Tesla owners are overwhelmingly men, and the most common occupations are engineer, software engineer, and manager of operations, one study found.
Tesla owners are overwhelmingly men, and the most common occupations are engineer, software engineer, and manager of operations, one study found.
The list is dominated by SUVs and pick-up trucks. The “below $40k” market is all subcompacts or compacts and are the equivalent of $20k ICE cars. It is not a competitive technology. If anything, it just proves how underwhelming BEVs actually are.
https://www.caranddriver.com/chevrolet/bolt-euv
So you just have a hydrogen full cell manufacturer’s name as your username and post extensively in https://kbin.social/m/Hydrogen for fun or do you think you maybe have a conflict of interest here and are being disingenuous?
Because I want to tell the truth, not swallow marketing propaganda from Tesla. In reality, BEVs are a fad and no amount of wishful thinking will change that.

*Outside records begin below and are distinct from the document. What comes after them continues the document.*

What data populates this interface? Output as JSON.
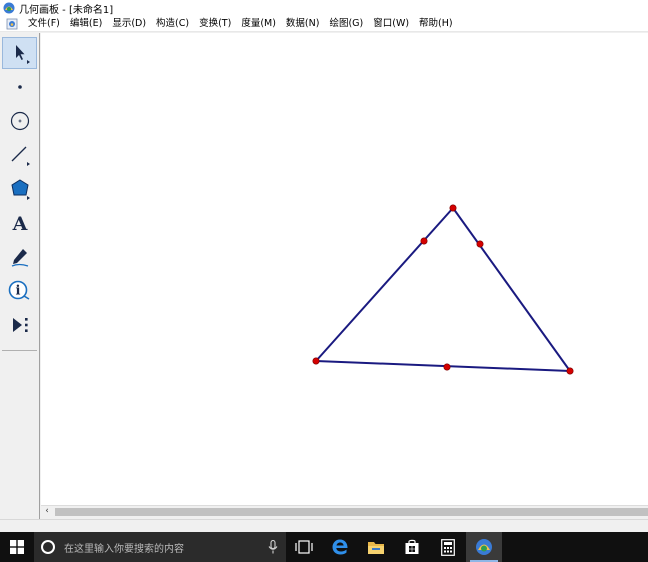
{
  "window": {
    "title": "几何画板 - [未命名1]"
  },
  "menu": [
    "文件(F)",
    "编辑(E)",
    "显示(D)",
    "构造(C)",
    "变换(T)",
    "度量(M)",
    "数据(N)",
    "绘图(G)",
    "窗口(W)",
    "帮助(H)"
  ],
  "toolbox": {
    "tools": [
      {
        "name": "selection-arrow",
        "icon": "arrow-icon",
        "active": true
      },
      {
        "name": "point",
        "icon": "point-icon"
      },
      {
        "name": "compass",
        "icon": "circle-icon"
      },
      {
        "name": "straightedge",
        "icon": "segment-icon"
      },
      {
        "name": "polygon",
        "icon": "polygon-icon"
      },
      {
        "name": "text",
        "icon": "text-icon",
        "label": "A"
      },
      {
        "name": "marker",
        "icon": "marker-icon"
      },
      {
        "name": "information",
        "icon": "info-icon",
        "label": "i"
      },
      {
        "name": "custom",
        "icon": "custom-tool-icon"
      }
    ]
  },
  "colors": {
    "segment": "#1a1a80",
    "point": "#d40000",
    "selected_tool": "#cfe0f3"
  },
  "taskbar": {
    "search_placeholder": "在这里输入你要搜索的内容",
    "pinned": [
      "task-view",
      "edge",
      "file-explorer",
      "store",
      "calculator",
      "geometers-sketchpad"
    ]
  }
}
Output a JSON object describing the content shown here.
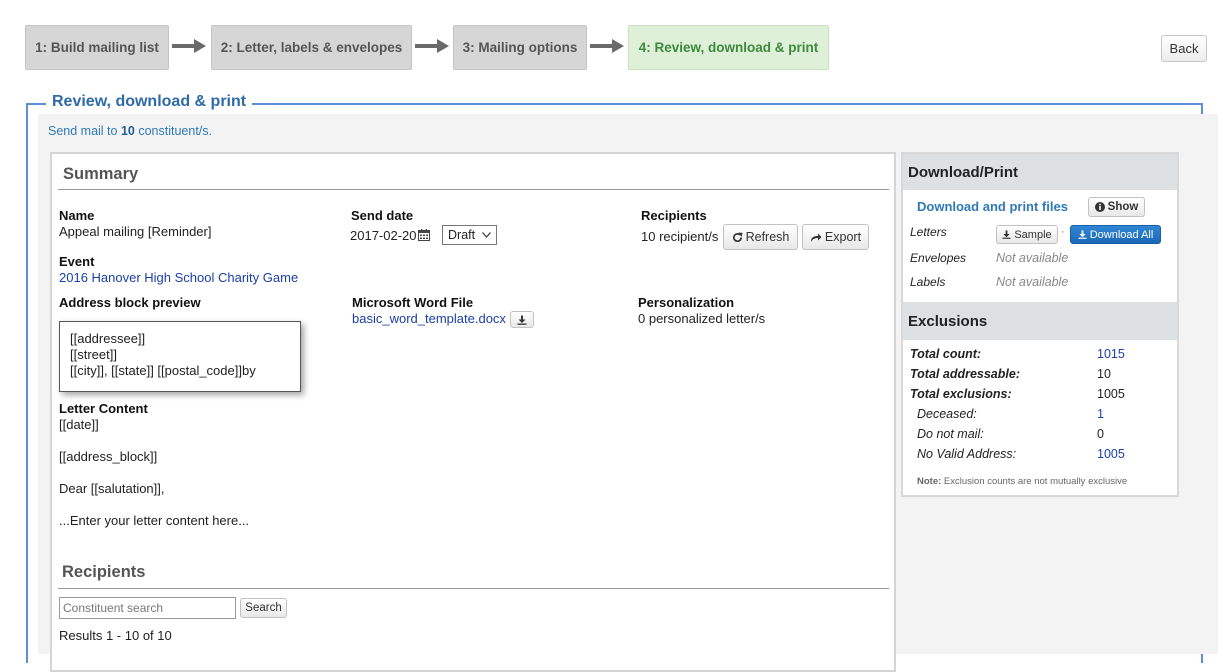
{
  "wizard": {
    "steps": [
      {
        "label": "1: Build mailing list"
      },
      {
        "label": "2: Letter, labels & envelopes"
      },
      {
        "label": "3: Mailing options"
      },
      {
        "label": "4: Review, download & print"
      }
    ],
    "back_label": "Back"
  },
  "page": {
    "legend": "Review, download & print",
    "send_prefix": "Send mail to ",
    "send_count": "10",
    "send_suffix": " constituent/s."
  },
  "summary": {
    "title": "Summary",
    "name_label": "Name",
    "name_value": "Appeal mailing [Reminder]",
    "event_label": "Event",
    "event_value": "2016 Hanover High School Charity Game",
    "send_date_label": "Send date",
    "send_date_value": "2017-02-20",
    "status_selected": "Draft",
    "recipients_label": "Recipients",
    "recipients_value": "10 recipient/s",
    "refresh_label": "Refresh",
    "export_label": "Export",
    "address_label": "Address block preview",
    "address_lines": [
      "[[addressee]]",
      "[[street]]",
      "[[city]], [[state]] [[postal_code]]by"
    ],
    "word_label": "Microsoft Word File",
    "word_file": "basic_word_template.docx",
    "personalization_label": "Personalization",
    "personalization_value": "0 personalized letter/s",
    "letter_label": "Letter Content",
    "letter_lines": [
      "[[date]]",
      "[[address_block]]",
      "Dear [[salutation]],",
      "...Enter your letter content here..."
    ]
  },
  "recipients": {
    "title": "Recipients",
    "search_placeholder": "Constituent search",
    "search_button": "Search",
    "results_text": "Results 1 - 10 of 10"
  },
  "download": {
    "title": "Download/Print",
    "files_link": "Download and print files",
    "show_label": "Show",
    "letters_label": "Letters",
    "sample_label": "Sample",
    "separator": "·",
    "download_all_label": "Download All",
    "envelopes_label": "Envelopes",
    "envelopes_value": "Not available",
    "labels_label": "Labels",
    "labels_value": "Not available"
  },
  "exclusions": {
    "title": "Exclusions",
    "rows": [
      {
        "label": "Total count:",
        "value": "1015"
      },
      {
        "label": "Total addressable:",
        "value": "10"
      },
      {
        "label": "Total exclusions:",
        "value": "1005"
      },
      {
        "label": "Deceased:",
        "value": "1"
      },
      {
        "label": "Do not mail:",
        "value": "0"
      },
      {
        "label": "No Valid Address:",
        "value": "1005"
      }
    ],
    "note_bold": "Note:",
    "note_text": " Exclusion counts are not mutually exclusive"
  },
  "colors": {
    "accent_blue": "#2f6aa8",
    "frame_blue": "#5b8fd8",
    "active_step_bg": "#dff0d8",
    "active_step_text": "#3c8a3c",
    "link_blue": "#1a3fa8",
    "primary_button": "#1c69b6"
  }
}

The name is a coincidence. I’ve used this name for a long time (from elsewhere to be clear).
I assume you’re American. Spend some time in Europe and you’ll see it’s not just a “fad.” Over there, EVs are plentiful and affordable. The lack of American charging infrastructure is one major issue. No Moore’s law for EVs? What are you trying to say with that statement exactly? That battery technology is not improving? That’s just false. Maybe not at the rate Moore’s law improved transistor size but that’s a false equivalence- not even close to the same technology. Also Moore’s law is dead.
Maybe you should visit some poorer countries. BEVs are incredibly far away from being mainstream. Not to mention how much of the “success” of BEVs is due to subsidies. It is not an organic market.
The point is that you cannot compare BEVs to computers. And certainly not the period from the 1990s. BEVs are improving at a slow rate and will have major physical limitations preventing them from going beyond a certain level. That is the point.
And because of that, they are going to end up being a fad. By the time they are “ready” to take over, technology will have moved on and BEVs will be obsolete.
I’m living in Colombia - I don’t need to tell me what I “should do”. No there aren’t prevalent EVs here. But is your argument that because it’s not affordable for poorer countries that it’s just a fad? Terrible logic there chief. Poor countries also don’t have meaningful space programs. Do you think space travel is a fad too? Can’t compare EVs to computers huh? That’s exactly what you did. Progress is slow - until it isn’t. I hope you remember this conversation when you’re sitting in your EV 10-15 years from now. You say far away from being mainstream… it already is mainstream in countries that can afford the infrastructure. You’re failing you’re own argument - just let go.
Yes, that is the argument. If it is a very expensive technology, it will only be for rich people. It could never be viable for poorer countries. Hence why it is a fad.
Last I checked, almost no human beings go into space. It is not at the level of “fad” because it is basically pure science and not a real market.
And please don’t use the word “EV” for this conversation. I’m talking about BEVs specifically. There are other types of EVs out there. Ones that will be much cheaper in the long-run. In fact, this is why I am 100% confident that BEVs are a fad. People who disagree with me simply aren’t aware that there are EVs that are not BEVs.
Yep, technology sure doesn’t start out expensive then get cheaper later. If only that were the case.
Lol, “People who disagree with me simply aren’t aware that there are EVs that are not BEVs.” Oh, no, we can read. We just think you’re wrong.
Let me throw out a guess, you think it’ll be the hydrogen FCEV’s that will take over? Those can be pretty expensive right now though. Do you think the technology will improve and get cheaper over time by any chance?
Sure. In fact, FCEVs can be as cheap as ICE cars. They completely avoid the problem of needing giant batteries. As a result, their cost floor is the same as conventional cars today.
Can you really argue that BEVs will survive if you knew that? The better question is why would we even need BEVs if hydrogen cars prove to be far cheaper?